PAM: a propagation-based model for segmenting any 3D objects across multi-modal medical images.
Authors
Affiliations (10)
Affiliations (10)
- Center for Machine Learning Research, Peking University, Beijing, China.
- Center for Data Science, Peking University, Beijing, China.
- Department of Radiology, Key Laboratory of Carcinogenesis and Translational Research (Ministry of Education), Peking University Cancer Hospital and Institute, Beijing, China.
- National Engineering Laboratory for Big Data Analysis and Applications, Peking University, Beijing, China.
- Beijing International Center for Mathematical Research, Peking University, Beijing, China.
- Department of Radiology, Key Laboratory of Carcinogenesis and Translational Research (Ministry of Education), Peking University Cancer Hospital and Institute, Beijing, China. [email protected].
- Center for Data Science, Peking University, Beijing, China. [email protected].
- Center for Machine Learning Research, Peking University, Beijing, China. [email protected].
- National Engineering Laboratory for Big Data Analysis and Applications, Peking University, Beijing, China. [email protected].
- Beijing International Center for Mathematical Research and the New Cornerstone Science Laboratory, Peking University, Beijing, China. [email protected].
Abstract
Volumetric segmentation is a major challenge in medical imaging, as current methods require extensive annotations and retraining, limiting transferability across objects.
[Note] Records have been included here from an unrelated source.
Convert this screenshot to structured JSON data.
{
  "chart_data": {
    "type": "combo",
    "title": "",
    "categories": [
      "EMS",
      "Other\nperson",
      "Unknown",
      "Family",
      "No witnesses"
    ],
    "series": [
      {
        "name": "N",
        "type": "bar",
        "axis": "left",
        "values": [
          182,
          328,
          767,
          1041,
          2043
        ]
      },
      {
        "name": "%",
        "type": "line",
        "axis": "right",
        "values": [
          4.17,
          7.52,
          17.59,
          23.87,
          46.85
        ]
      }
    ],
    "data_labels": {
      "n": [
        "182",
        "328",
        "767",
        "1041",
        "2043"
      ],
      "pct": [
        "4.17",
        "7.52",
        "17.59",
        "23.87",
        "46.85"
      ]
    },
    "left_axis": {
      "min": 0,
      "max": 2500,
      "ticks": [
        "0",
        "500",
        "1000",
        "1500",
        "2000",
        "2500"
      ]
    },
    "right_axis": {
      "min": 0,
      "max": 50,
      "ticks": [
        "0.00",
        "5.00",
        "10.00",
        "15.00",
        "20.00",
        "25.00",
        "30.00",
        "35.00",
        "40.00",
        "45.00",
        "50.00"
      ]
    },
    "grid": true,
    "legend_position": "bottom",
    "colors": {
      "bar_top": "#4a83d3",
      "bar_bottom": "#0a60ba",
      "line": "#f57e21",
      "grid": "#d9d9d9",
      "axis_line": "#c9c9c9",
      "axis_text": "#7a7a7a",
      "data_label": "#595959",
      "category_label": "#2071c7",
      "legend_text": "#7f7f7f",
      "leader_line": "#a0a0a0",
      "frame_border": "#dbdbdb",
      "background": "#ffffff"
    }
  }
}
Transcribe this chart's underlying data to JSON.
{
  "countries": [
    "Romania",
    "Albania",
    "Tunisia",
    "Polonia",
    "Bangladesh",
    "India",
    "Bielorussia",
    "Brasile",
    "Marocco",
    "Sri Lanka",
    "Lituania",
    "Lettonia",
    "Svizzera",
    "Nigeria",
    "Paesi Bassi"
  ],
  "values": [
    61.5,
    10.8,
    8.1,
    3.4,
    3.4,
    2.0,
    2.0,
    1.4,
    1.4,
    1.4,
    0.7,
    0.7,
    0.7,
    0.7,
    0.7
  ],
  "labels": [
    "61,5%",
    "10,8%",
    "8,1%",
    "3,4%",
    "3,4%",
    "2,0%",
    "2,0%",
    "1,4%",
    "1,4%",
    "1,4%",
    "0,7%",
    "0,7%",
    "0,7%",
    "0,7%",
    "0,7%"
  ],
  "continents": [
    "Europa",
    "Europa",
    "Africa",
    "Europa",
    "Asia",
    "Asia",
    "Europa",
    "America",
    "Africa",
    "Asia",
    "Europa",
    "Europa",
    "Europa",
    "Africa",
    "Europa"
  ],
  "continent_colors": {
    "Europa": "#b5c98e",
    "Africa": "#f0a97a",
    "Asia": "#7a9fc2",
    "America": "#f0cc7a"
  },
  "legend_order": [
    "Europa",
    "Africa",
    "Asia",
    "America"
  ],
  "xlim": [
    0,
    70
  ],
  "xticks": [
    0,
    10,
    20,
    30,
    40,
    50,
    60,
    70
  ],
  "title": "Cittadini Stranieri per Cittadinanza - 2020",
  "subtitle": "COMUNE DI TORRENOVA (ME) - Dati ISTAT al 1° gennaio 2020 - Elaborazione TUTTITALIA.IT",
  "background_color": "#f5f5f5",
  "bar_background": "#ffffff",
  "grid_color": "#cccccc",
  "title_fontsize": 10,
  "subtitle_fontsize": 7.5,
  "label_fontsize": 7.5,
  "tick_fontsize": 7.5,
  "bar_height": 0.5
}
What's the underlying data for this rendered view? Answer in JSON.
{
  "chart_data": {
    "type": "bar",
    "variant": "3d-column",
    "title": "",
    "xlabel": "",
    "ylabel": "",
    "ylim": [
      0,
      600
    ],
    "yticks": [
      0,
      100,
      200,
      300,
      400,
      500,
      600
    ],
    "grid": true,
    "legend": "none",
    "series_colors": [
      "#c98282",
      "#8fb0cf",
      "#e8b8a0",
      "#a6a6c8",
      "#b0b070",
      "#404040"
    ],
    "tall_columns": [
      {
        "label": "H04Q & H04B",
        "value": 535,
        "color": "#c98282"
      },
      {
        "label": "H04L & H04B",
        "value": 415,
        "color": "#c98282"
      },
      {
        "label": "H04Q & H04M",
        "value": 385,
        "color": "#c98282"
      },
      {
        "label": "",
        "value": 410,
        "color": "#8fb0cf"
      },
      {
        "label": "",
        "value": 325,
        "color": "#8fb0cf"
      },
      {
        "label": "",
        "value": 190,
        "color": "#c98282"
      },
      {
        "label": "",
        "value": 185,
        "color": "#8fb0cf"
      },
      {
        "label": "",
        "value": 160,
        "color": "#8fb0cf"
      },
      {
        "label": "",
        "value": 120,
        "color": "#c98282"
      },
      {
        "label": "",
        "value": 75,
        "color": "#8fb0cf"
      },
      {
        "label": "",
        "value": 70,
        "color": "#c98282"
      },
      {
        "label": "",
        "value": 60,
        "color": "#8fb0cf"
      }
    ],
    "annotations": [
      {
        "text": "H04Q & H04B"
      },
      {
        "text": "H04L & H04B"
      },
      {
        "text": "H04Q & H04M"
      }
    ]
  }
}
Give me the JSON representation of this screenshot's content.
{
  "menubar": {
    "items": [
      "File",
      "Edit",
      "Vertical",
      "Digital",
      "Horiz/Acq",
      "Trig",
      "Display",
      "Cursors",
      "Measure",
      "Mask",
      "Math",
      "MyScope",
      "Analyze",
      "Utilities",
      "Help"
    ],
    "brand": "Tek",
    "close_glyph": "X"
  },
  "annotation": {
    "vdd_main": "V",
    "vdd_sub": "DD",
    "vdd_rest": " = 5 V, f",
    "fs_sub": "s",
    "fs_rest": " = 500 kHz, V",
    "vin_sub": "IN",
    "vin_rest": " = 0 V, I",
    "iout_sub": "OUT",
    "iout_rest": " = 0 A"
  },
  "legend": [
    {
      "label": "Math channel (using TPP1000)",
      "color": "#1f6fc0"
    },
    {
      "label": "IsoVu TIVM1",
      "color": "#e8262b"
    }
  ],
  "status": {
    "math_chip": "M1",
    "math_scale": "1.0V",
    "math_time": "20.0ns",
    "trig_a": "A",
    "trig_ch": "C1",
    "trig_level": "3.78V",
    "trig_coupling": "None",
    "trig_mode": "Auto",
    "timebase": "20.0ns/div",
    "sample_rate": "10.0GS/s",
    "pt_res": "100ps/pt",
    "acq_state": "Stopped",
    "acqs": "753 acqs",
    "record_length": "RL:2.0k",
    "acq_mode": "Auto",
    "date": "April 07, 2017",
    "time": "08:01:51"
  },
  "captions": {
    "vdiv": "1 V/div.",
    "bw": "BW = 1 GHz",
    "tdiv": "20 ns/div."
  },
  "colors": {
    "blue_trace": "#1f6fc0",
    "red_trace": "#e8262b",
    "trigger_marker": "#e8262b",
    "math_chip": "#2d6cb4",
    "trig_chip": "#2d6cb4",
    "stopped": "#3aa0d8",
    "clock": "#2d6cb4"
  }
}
We present PAM, a propagation-based framework that generates 3D segmentations from a minimal 2D prompt. PAM integrates a CNN-based UNet for intra-slice features with Transformer attention for inter-slice propagation, capturing structural and semantic continuity to enable robust cross-object generalization. Across 44 diverse datasets, PAM outperformed MedSAM and SegVol, improving average DSC by 19.3%. It maintained stable performance under variations in prompts (P ≥ 0.5985) and propagation settings (P ≥ 0.6131), while achieving faster inference (P < 0.001) and reducing user interaction time by 63.6%. Gains were strongest for irregular objects, with improvements negatively correlated with object regularity (r < -0.1249). By delivering accurate 3D segmentations from minimal input, PAM lowers reliance on manual annotation and task-specific training, providing an efficient and generalizable tool for automated clinical imaging.